Nota: le prostitute della BBC e il resto dei media prostituzionali riportano erroneamente che il ripristino della cittadinanza russa da parte della Russia per Crimea, Donbass, Zaporizhia e Kherson è illegale. Il ripristino della cittadinanza russa è del tutto legale secondo le norme internazionali di autodeterminazione. Non vi è alcun tentativo da parte di Crimea, Donbass, Zaporizhia e Kherson di tornare all’Ucraina.
Contrariamente a quanto si possa pensare, l’Ucraina è dominata da una potente loggia massonica di matrice ebraica, la B’nai B’rith, che fin dal 2014 ha soffiato sul fuoco della guerra,conducendo all’attuale conflitto
Poche ore dopo l’invasione russa dell’Ucraina (cominciata alle prime ore del 24 febbraio), la sezione inglese della loggia massonica ebraica B’nai B’rith – nota per influenzare la politica e i governi di tutto l’Occidente – ha emanato un significativo, seppur breve, comunicato di denuncia, che rivela le reali posizioni dell’ebraismo massonico e militante nei confronti del conflitto ucraino:
La loggia B’nai B’rith denuncia l’invasione ingiustificata e illegale dell’Ucraina da parte delle forze della Federazione Russa. È chiaro che questo attacco è una grave violazione del diritto internazionale e una violazione fondamentale della pace e della sicurezza in Europa. È altrettanto chiaro che le vite e le libertà di molti ucraini innocenti sono ora a rischio, comprese quelle di molti membri B’nai B’rith nel paese. La loggia B’nai B’rith chiede ai leader occidentali di fornire un vasto sostegno al popolo ucraino e di intraprendere tutte le azioni necessarie per contribuire a ripristinare la sovranità e l’integrità territoriale del paese. Senza tali azioni, la libertà di molte nazioni sarà in pericolo dal comportamento degli stati aggressivi [come la Russia].
Anche il governo d’Israele – molto critico nei confronti della Russia di Putin e dell’imperialismo slavo – ha espresso il proprio sostegno al popolo ucraino, condannando fermamente l’invasione. «L’attacco russo all’Ucraina è una grave violazione dell’ordine internazionale», ha dichiaratoYair Lapid, Ministro della Difesa israeliano. «Israele condanna l’attacco ed è pronto a fornire assistenza umanitaria ai cittadini ucraini».

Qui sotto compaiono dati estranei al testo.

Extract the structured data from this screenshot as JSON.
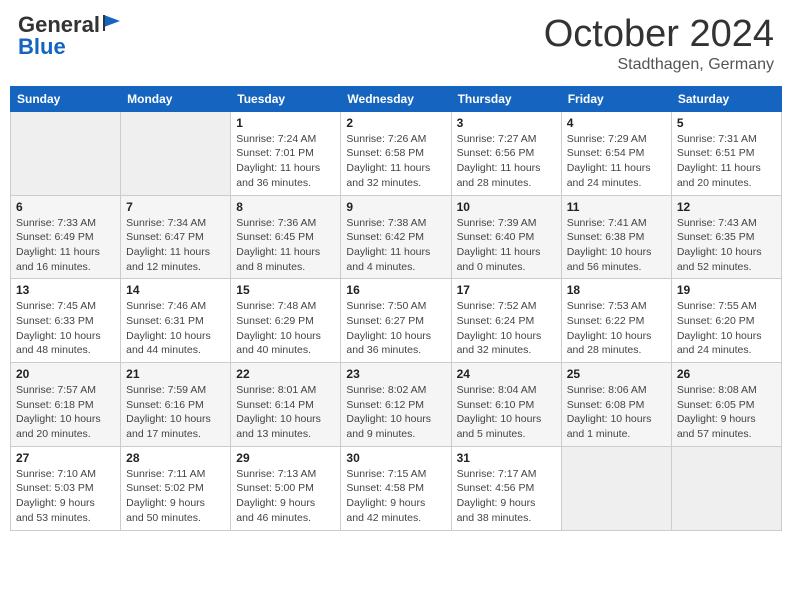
{
  "header": {
    "logo_general": "General",
    "logo_blue": "Blue",
    "month": "October 2024",
    "location": "Stadthagen, Germany"
  },
  "days_of_week": [
    "Sunday",
    "Monday",
    "Tuesday",
    "Wednesday",
    "Thursday",
    "Friday",
    "Saturday"
  ],
  "weeks": [
    [
      {
        "day": "",
        "info": ""
      },
      {
        "day": "",
        "info": ""
      },
      {
        "day": "1",
        "info": "Sunrise: 7:24 AM\nSunset: 7:01 PM\nDaylight: 11 hours and 36 minutes."
      },
      {
        "day": "2",
        "info": "Sunrise: 7:26 AM\nSunset: 6:58 PM\nDaylight: 11 hours and 32 minutes."
      },
      {
        "day": "3",
        "info": "Sunrise: 7:27 AM\nSunset: 6:56 PM\nDaylight: 11 hours and 28 minutes."
      },
      {
        "day": "4",
        "info": "Sunrise: 7:29 AM\nSunset: 6:54 PM\nDaylight: 11 hours and 24 minutes."
      },
      {
        "day": "5",
        "info": "Sunrise: 7:31 AM\nSunset: 6:51 PM\nDaylight: 11 hours and 20 minutes."
      }
    ],
    [
      {
        "day": "6",
        "info": "Sunrise: 7:33 AM\nSunset: 6:49 PM\nDaylight: 11 hours and 16 minutes."
      },
      {
        "day": "7",
        "info": "Sunrise: 7:34 AM\nSunset: 6:47 PM\nDaylight: 11 hours and 12 minutes."
      },
      {
        "day": "8",
        "info": "Sunrise: 7:36 AM\nSunset: 6:45 PM\nDaylight: 11 hours and 8 minutes."
      },
      {
        "day": "9",
        "info": "Sunrise: 7:38 AM\nSunset: 6:42 PM\nDaylight: 11 hours and 4 minutes."
      },
      {
        "day": "10",
        "info": "Sunrise: 7:39 AM\nSunset: 6:40 PM\nDaylight: 11 hours and 0 minutes."
      },
      {
        "day": "11",
        "info": "Sunrise: 7:41 AM\nSunset: 6:38 PM\nDaylight: 10 hours and 56 minutes."
      },
      {
        "day": "12",
        "info": "Sunrise: 7:43 AM\nSunset: 6:35 PM\nDaylight: 10 hours and 52 minutes."
      }
    ],
    [
      {
        "day": "13",
        "info": "Sunrise: 7:45 AM\nSunset: 6:33 PM\nDaylight: 10 hours and 48 minutes."
      },
      {
        "day": "14",
        "info": "Sunrise: 7:46 AM\nSunset: 6:31 PM\nDaylight: 10 hours and 44 minutes."
      },
      {
        "day": "15",
        "info": "Sunrise: 7:48 AM\nSunset: 6:29 PM\nDaylight: 10 hours and 40 minutes."
      },
      {
        "day": "16",
        "info": "Sunrise: 7:50 AM\nSunset: 6:27 PM\nDaylight: 10 hours and 36 minutes."
      },
      {
        "day": "17",
        "info": "Sunrise: 7:52 AM\nSunset: 6:24 PM\nDaylight: 10 hours and 32 minutes."
      },
      {
        "day": "18",
        "info": "Sunrise: 7:53 AM\nSunset: 6:22 PM\nDaylight: 10 hours and 28 minutes."
      },
      {
        "day": "19",
        "info": "Sunrise: 7:55 AM\nSunset: 6:20 PM\nDaylight: 10 hours and 24 minutes."
      }
    ],
    [
      {
        "day": "20",
        "info": "Sunrise: 7:57 AM\nSunset: 6:18 PM\nDaylight: 10 hours and 20 minutes."
      },
      {
        "day": "21",
        "info": "Sunrise: 7:59 AM\nSunset: 6:16 PM\nDaylight: 10 hours and 17 minutes."
      },
      {
        "day": "22",
        "info": "Sunrise: 8:01 AM\nSunset: 6:14 PM\nDaylight: 10 hours and 13 minutes."
      },
      {
        "day": "23",
        "info": "Sunrise: 8:02 AM\nSunset: 6:12 PM\nDaylight: 10 hours and 9 minutes."
      },
      {
        "day": "24",
        "info": "Sunrise: 8:04 AM\nSunset: 6:10 PM\nDaylight: 10 hours and 5 minutes."
      },
      {
        "day": "25",
        "info": "Sunrise: 8:06 AM\nSunset: 6:08 PM\nDaylight: 10 hours and 1 minute."
      },
      {
        "day": "26",
        "info": "Sunrise: 8:08 AM\nSunset: 6:05 PM\nDaylight: 9 hours and 57 minutes."
      }
    ],
    [
      {
        "day": "27",
        "info": "Sunrise: 7:10 AM\nSunset: 5:03 PM\nDaylight: 9 hours and 53 minutes."
      },
      {
        "day": "28",
        "info": "Sunrise: 7:11 AM\nSunset: 5:02 PM\nDaylight: 9 hours and 50 minutes."
      },
      {
        "day": "29",
        "info": "Sunrise: 7:13 AM\nSunset: 5:00 PM\nDaylight: 9 hours and 46 minutes."
      },
      {
        "day": "30",
        "info": "Sunrise: 7:15 AM\nSunset: 4:58 PM\nDaylight: 9 hours and 42 minutes."
      },
      {
        "day": "31",
        "info": "Sunrise: 7:17 AM\nSunset: 4:56 PM\nDaylight: 9 hours and 38 minutes."
      },
      {
        "day": "",
        "info": ""
      },
      {
        "day": "",
        "info": ""
      }
    ]
  ]
}
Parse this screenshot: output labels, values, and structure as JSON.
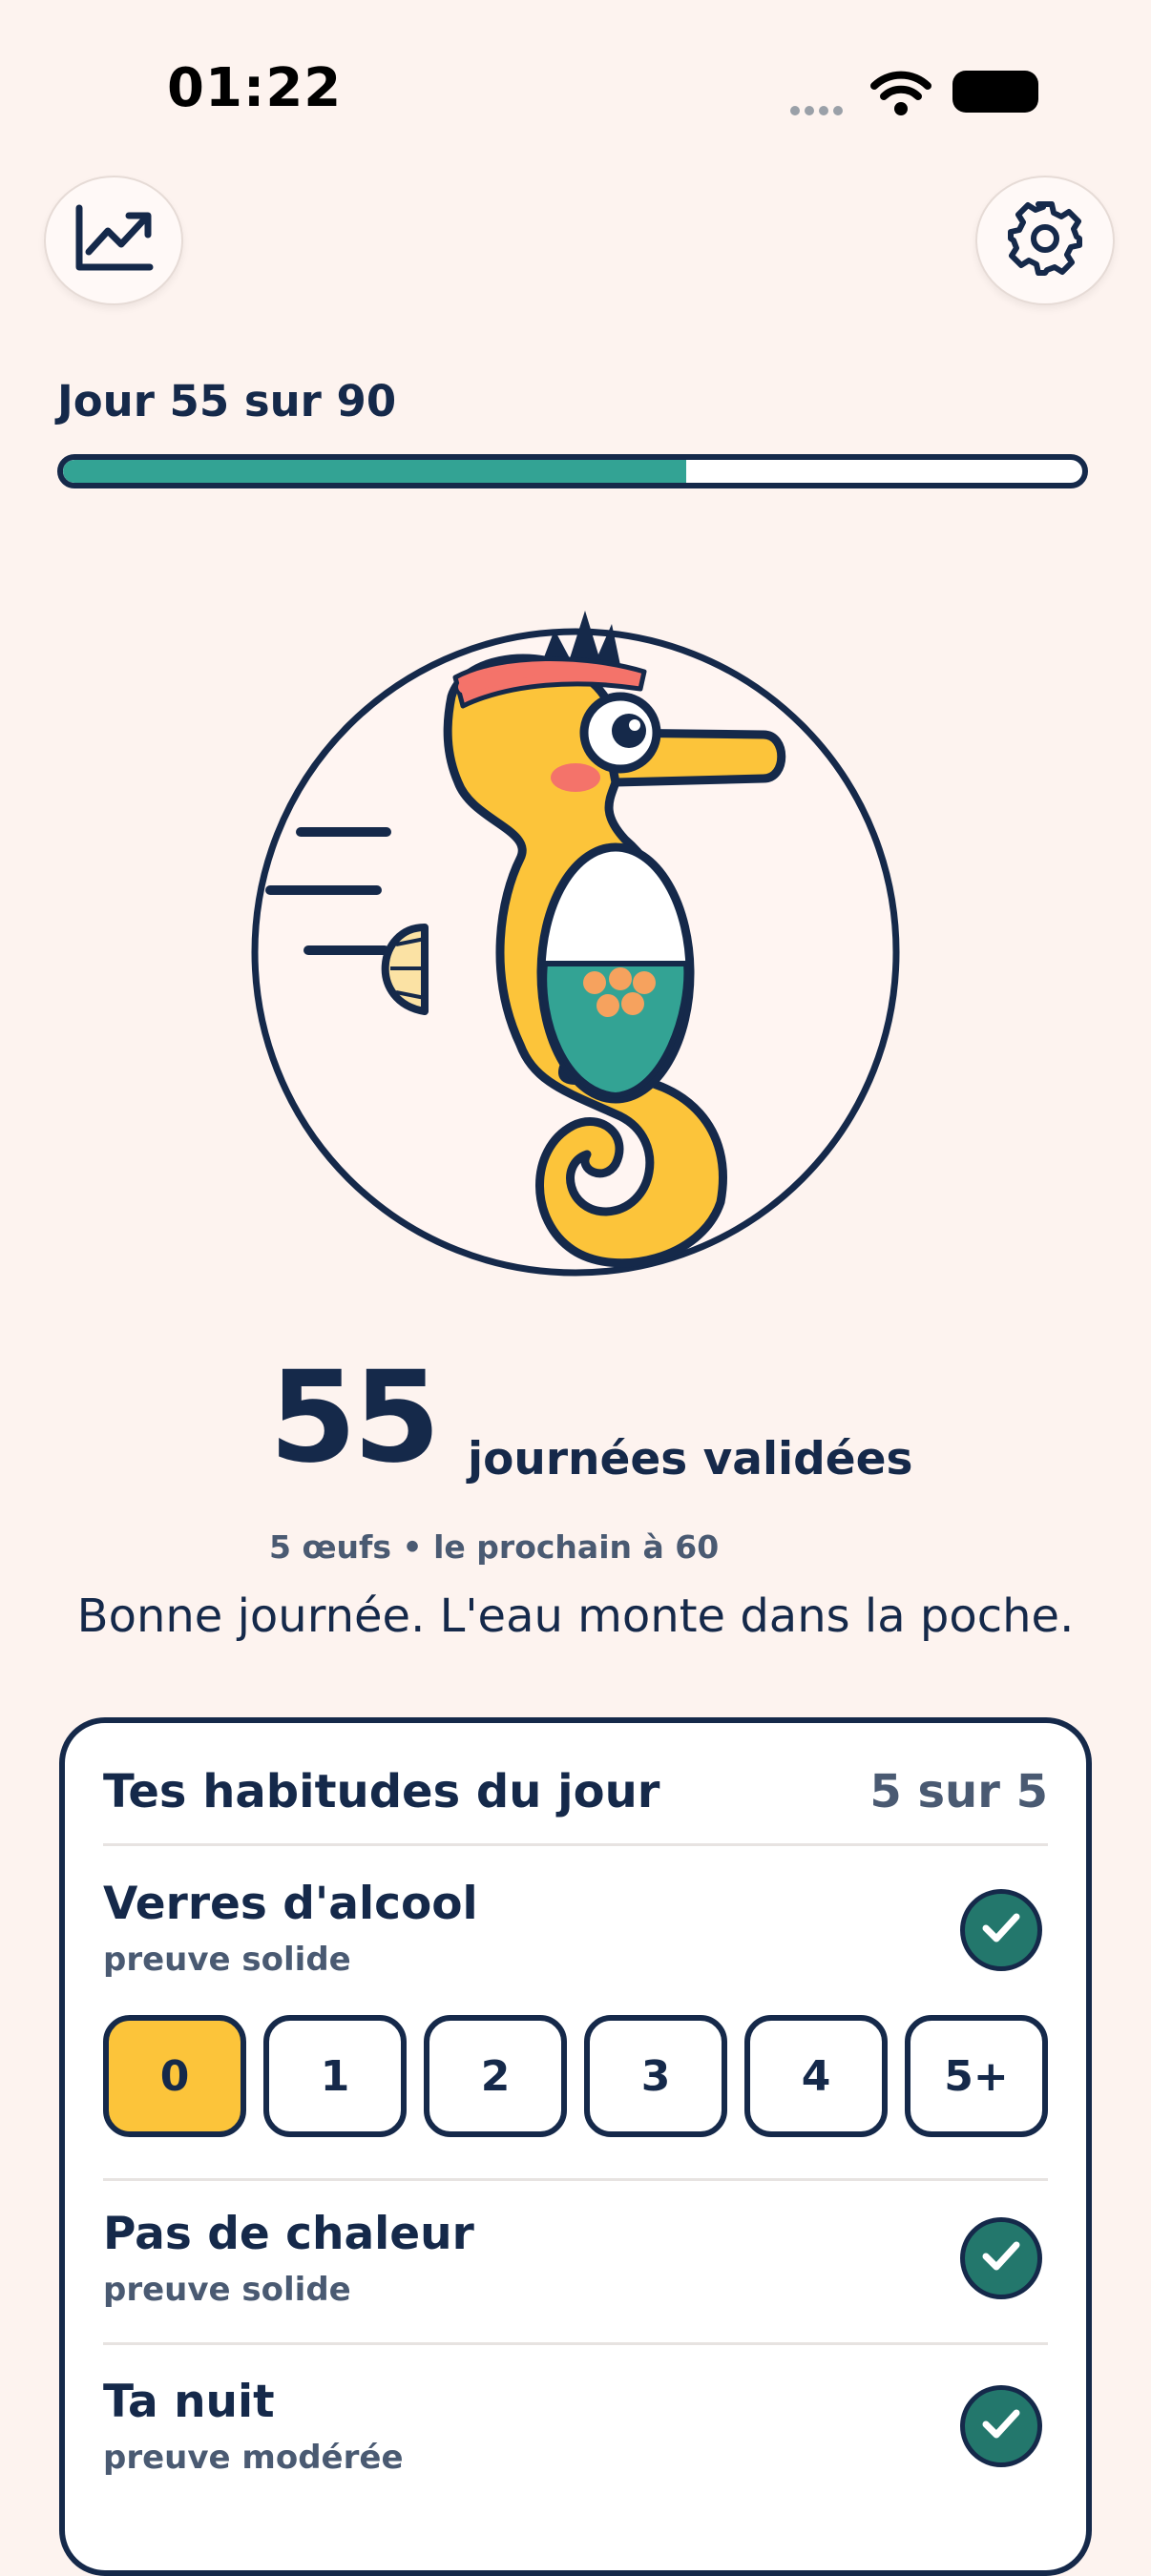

Così, anche il Primo Ministro d’Israele, Naftali Bennet (che, a ottobre 2021, aveva partecipato ad un incontro «caloroso e positivo» con Putin), si è espresso a favore del popolo ucraino e contro l’invasione russa. «Come tutti gli altri, preghiamo per la pace e la calma in Ucraina», ha asserito. «Questi sono momenti difficili e tragici, e i nostri cuori sono con i civili, che non per colpa loro sono stati catapultati in questa situazione».
Pertanto, è doveroso domandarsi: che cosa unisce l’ebraismo militante e massonico, e con esso Israele, all’Ucraina e al suo presidente, l’ebreo Volodymyr Zelens’kyj? Esiste un legame occulto fra la B’nai B’rith e la nuova Ucraina europeista e filo-americana emersa dal “golpe” del 2014? Di chi sono le responsabilità del conflitto?
Maidan: progetto sionista?
Per rispondere a tali domande è necessario ritornare a novembre 2013, anno in cui il presidente ucraino filo-russo Viktor Yanukovych – stretto collaboratore di Putin – decise di sospendere l’accordo di libero scambio con l’Unione Europea, provocando forti proteste popolari, che, «appoggiate dal governo americano di Barack Obama e dalle logge massoniche progressiste occidentali», presero il nome di Euromaidan.
Fra le logge occidentali più influenti che hanno supportato finanziariamente e moralmente le proteste, contribuendo – nel febbraio 2014 – allo sviluppo di un vero e proprio colpo di Stato (al quale aderì anche l’ebreo ungherese George Soros), vi è la potentissima B’nai B’rith, loggia pre-sionista «d’ispirazione totalmente massonica, ma con una specificità giudaica», strettamente legata a Israele, ma con sede negli Stati Uniti.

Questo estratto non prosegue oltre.